What a gorgeous Easter Sunday! My family and I were sitting outside on the deck, enjoying the sunshine when I looked up and remarked that the buds on the wisteria were amazing this year. Truly. I have been training my pink wisteria for 8 years. It is now all the way across the lattice above my deck and simply loaded with flower buds.

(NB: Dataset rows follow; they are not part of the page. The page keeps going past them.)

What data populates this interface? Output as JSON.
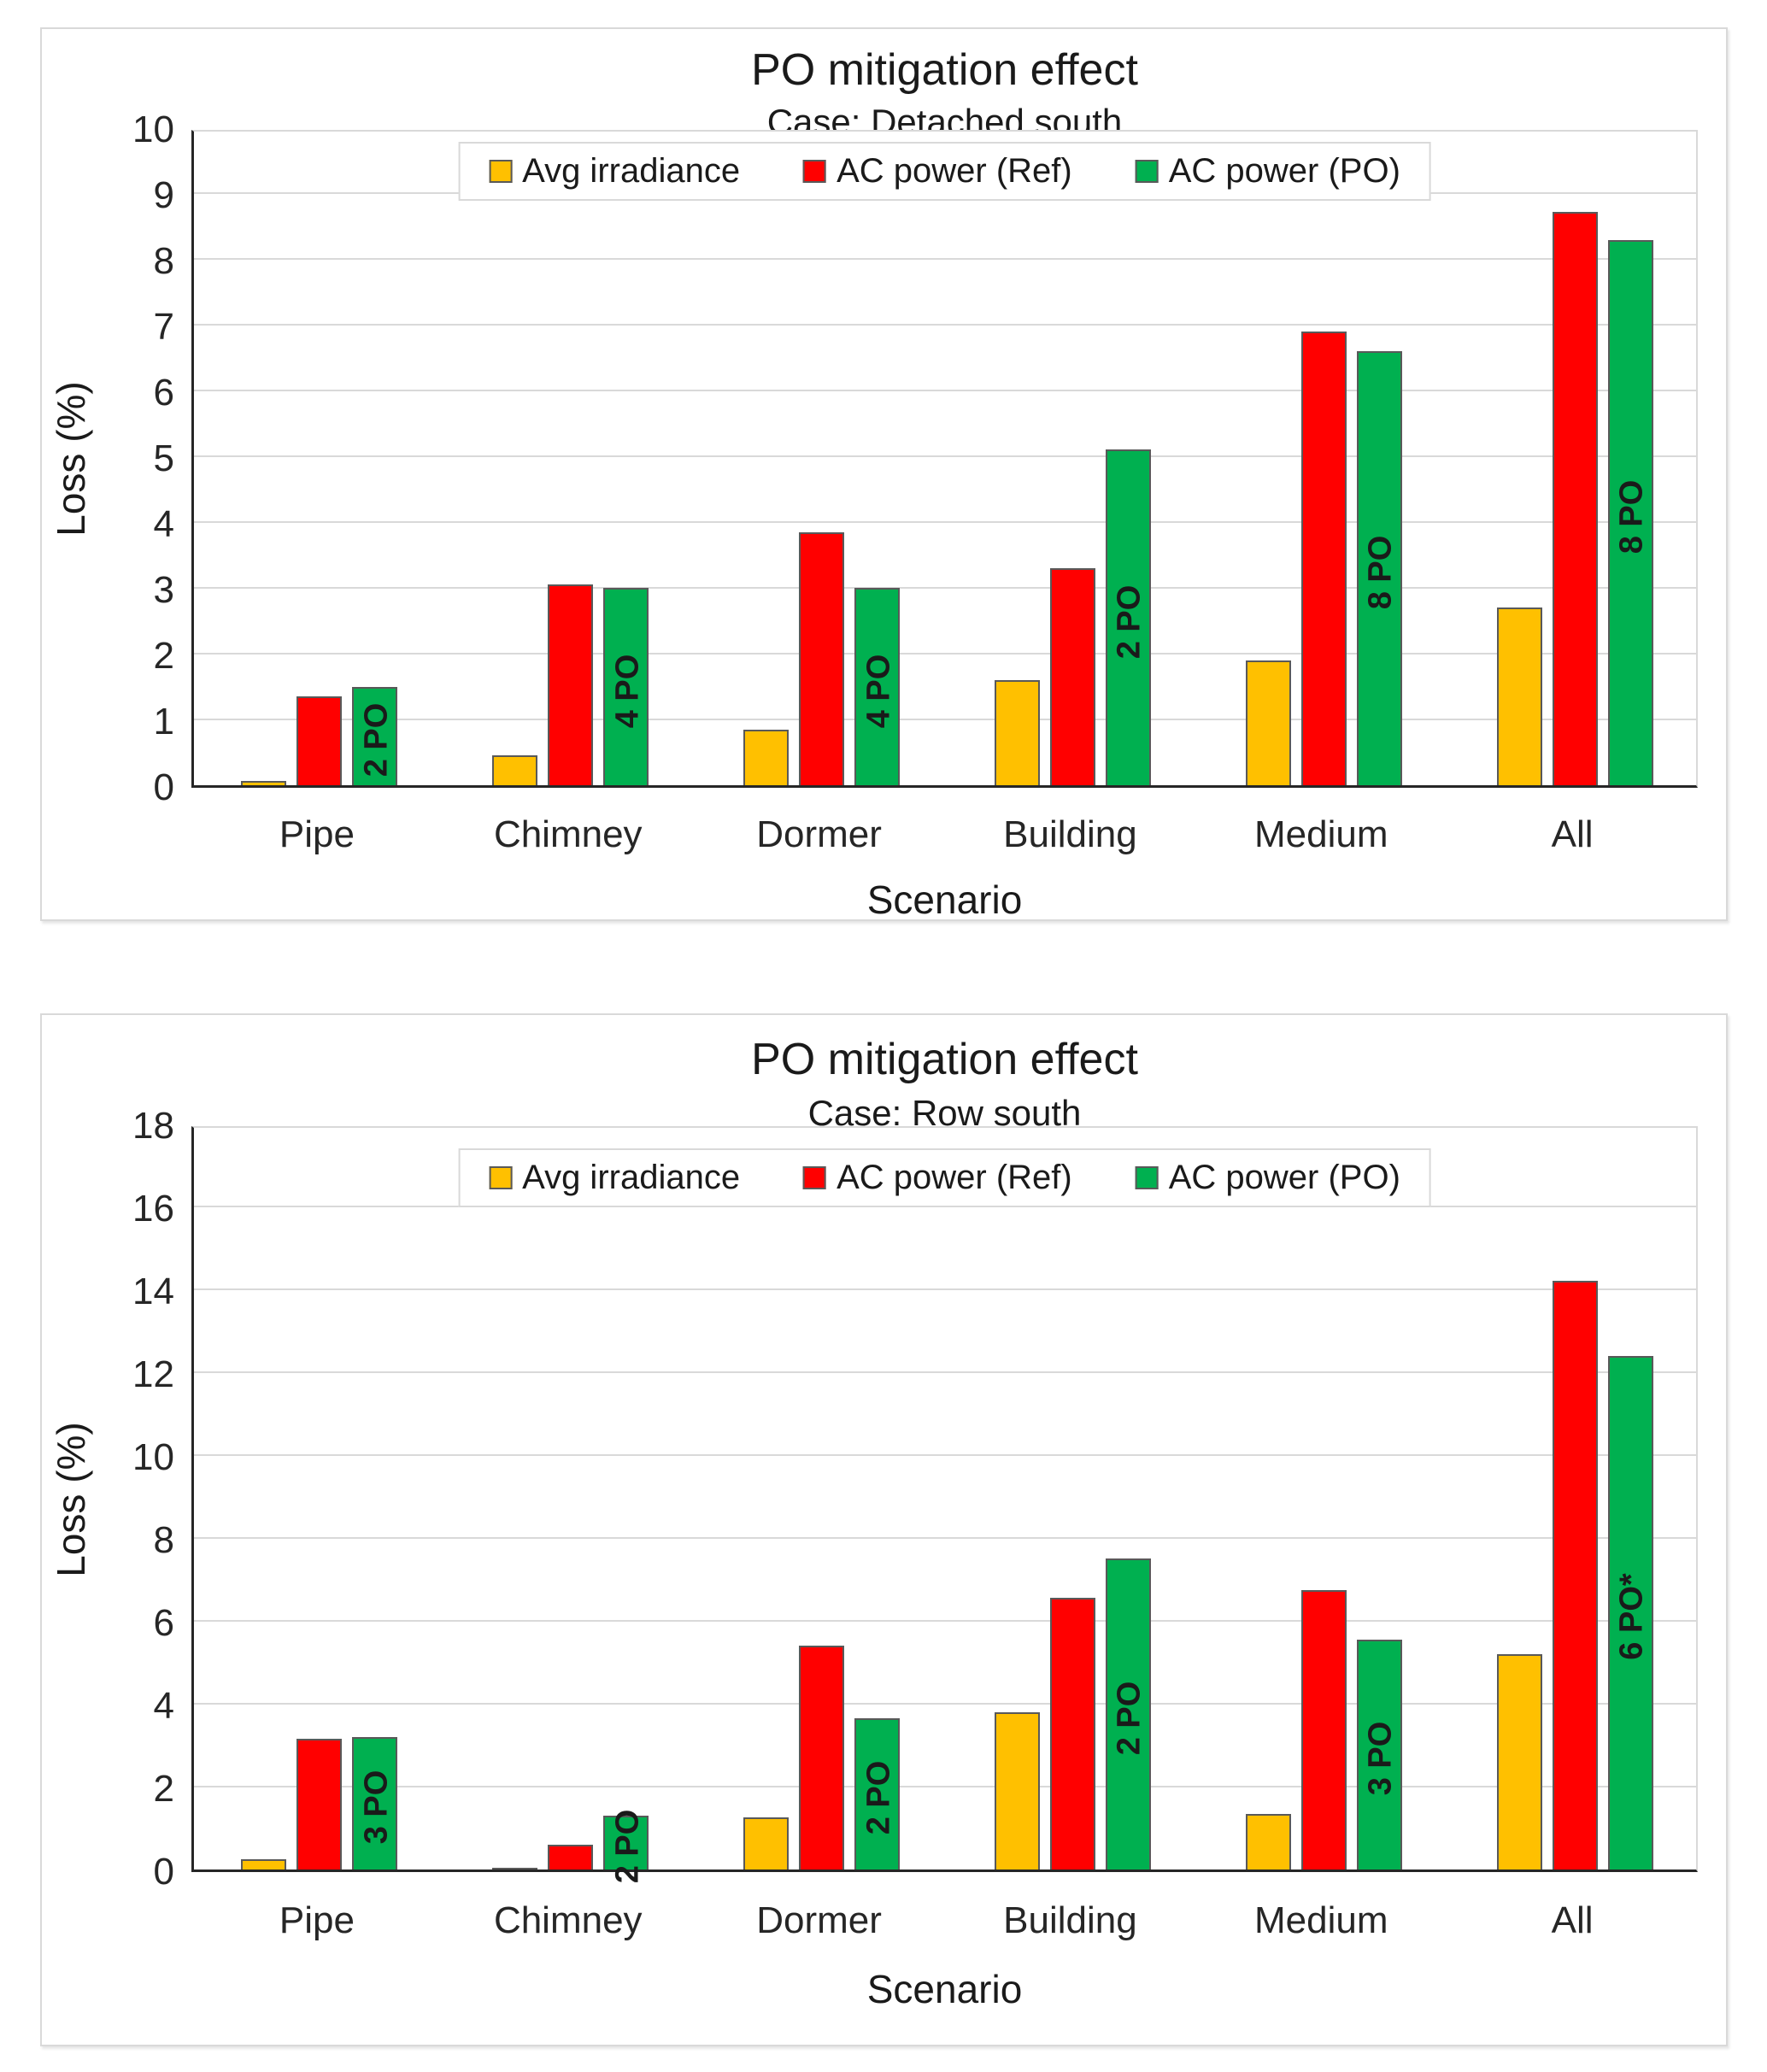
{
  "page": {
    "background": "#ffffff",
    "description_colors": {
      "avg_irradiance": "#FFC000",
      "ac_power_ref": "#FF0000",
      "ac_power_po": "#00B050",
      "bar_outline": "#595959",
      "gridline": "#d9d9d9",
      "axis_line": "#262626"
    }
  },
  "chart_data": [
    {
      "type": "bar",
      "title": "PO mitigation effect",
      "subtitle": "Case: Detached south",
      "xlabel": "Scenario",
      "ylabel": "Loss (%)",
      "ylim": [
        0,
        10
      ],
      "ytick_step": 1,
      "grid": true,
      "legend_position": "top-center-inside",
      "categories": [
        "Pipe",
        "Chimney",
        "Dormer",
        "Building",
        "Medium",
        "All"
      ],
      "series": [
        {
          "name": "Avg irradiance",
          "color": "#FFC000",
          "values": [
            0.07,
            0.45,
            0.85,
            1.6,
            1.9,
            2.7
          ]
        },
        {
          "name": "AC power (Ref)",
          "color": "#FF0000",
          "values": [
            1.35,
            3.05,
            3.85,
            3.3,
            6.9,
            8.72
          ]
        },
        {
          "name": "AC power (PO)",
          "color": "#00B050",
          "values": [
            1.5,
            3.0,
            3.0,
            5.1,
            6.6,
            8.28
          ],
          "bar_labels": [
            "2 PO",
            "4 PO",
            "4 PO",
            "2 PO",
            "8 PO",
            "8 PO"
          ]
        }
      ]
    },
    {
      "type": "bar",
      "title": "PO mitigation effect",
      "subtitle": "Case: Row south",
      "xlabel": "Scenario",
      "ylabel": "Loss (%)",
      "ylim": [
        0,
        18
      ],
      "ytick_step": 2,
      "grid": true,
      "legend_position": "top-center-inside",
      "categories": [
        "Pipe",
        "Chimney",
        "Dormer",
        "Building",
        "Medium",
        "All"
      ],
      "series": [
        {
          "name": "Avg irradiance",
          "color": "#FFC000",
          "values": [
            0.25,
            0.05,
            1.25,
            3.8,
            1.35,
            5.2
          ]
        },
        {
          "name": "AC power (Ref)",
          "color": "#FF0000",
          "values": [
            3.15,
            0.6,
            5.4,
            6.55,
            6.75,
            14.2
          ]
        },
        {
          "name": "AC power (PO)",
          "color": "#00B050",
          "values": [
            3.2,
            1.3,
            3.65,
            7.5,
            5.55,
            12.4
          ],
          "bar_labels": [
            "3 PO",
            "2 PO",
            "2 PO",
            "2 PO",
            "3 PO",
            "6 PO*"
          ]
        }
      ]
    }
  ]
}
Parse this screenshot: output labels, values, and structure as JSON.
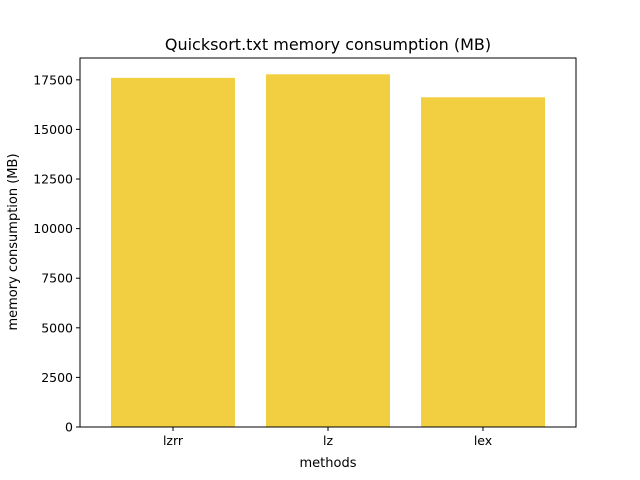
{
  "chart_data": {
    "type": "bar",
    "title": "Quicksort.txt memory consumption (MB)",
    "xlabel": "methods",
    "ylabel": "memory consumption (MB)",
    "categories": [
      "lzrr",
      "lz",
      "lex"
    ],
    "values": [
      17600,
      17780,
      16620
    ],
    "ylim": [
      0,
      18600
    ],
    "yticks": [
      0,
      2500,
      5000,
      7500,
      10000,
      12500,
      15000,
      17500
    ],
    "ytick_labels": [
      "0",
      "2500",
      "5000",
      "7500",
      "10000",
      "12500",
      "15000",
      "17500"
    ],
    "grid": false,
    "bar_color": "#f2cf41"
  }
}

Bella, my crazy cat, loves to climb up on the lattice. She makes a good subject to show the flower buds of this vigorous vine in perspective. Wisterias bloom once the vine has gotten quite old. I inherited mine and it was massive to begin with. The way I learned to prune wisteria is to remove all the wild, leggy, long shoots and to cut the stems back to the main vines and major lateral branches within 2-3 internodes of the major side branches. This method forms spur wood, which is how a wisteria blooms well. Look at the picture below and you will see what I am talking about. You can see a thick, main vine and then a smaller shoot with 2-3 buds coming off of it. That's how it works.
It sounds well and good when talking about it, and if you read pruning books, the diagrams seem straightforward enough. But when you are faced with a gigantic, insane, overgrown wisteria tangle it can be quite intimidating. Remember, its the crazy, wild vegetative growth that you must take off. We're talking giant tarp loads, mountains of vines, to get down to the nitty-gritty of the main vine, the side branches, the laterals, and the spurs.
Once you do so, you will be rewarded with amazing display of fragrant blooms, beloved by bees, that you can enjoy for a couple of glorious weeks in May. This year it might be late April. Some years its Memorial Day weekend. You just never know these days. No matter when, I will be lounging on my deck, listening the the happy bees buzzing, and inhaling the powerful perfume of this wild and crazy vine.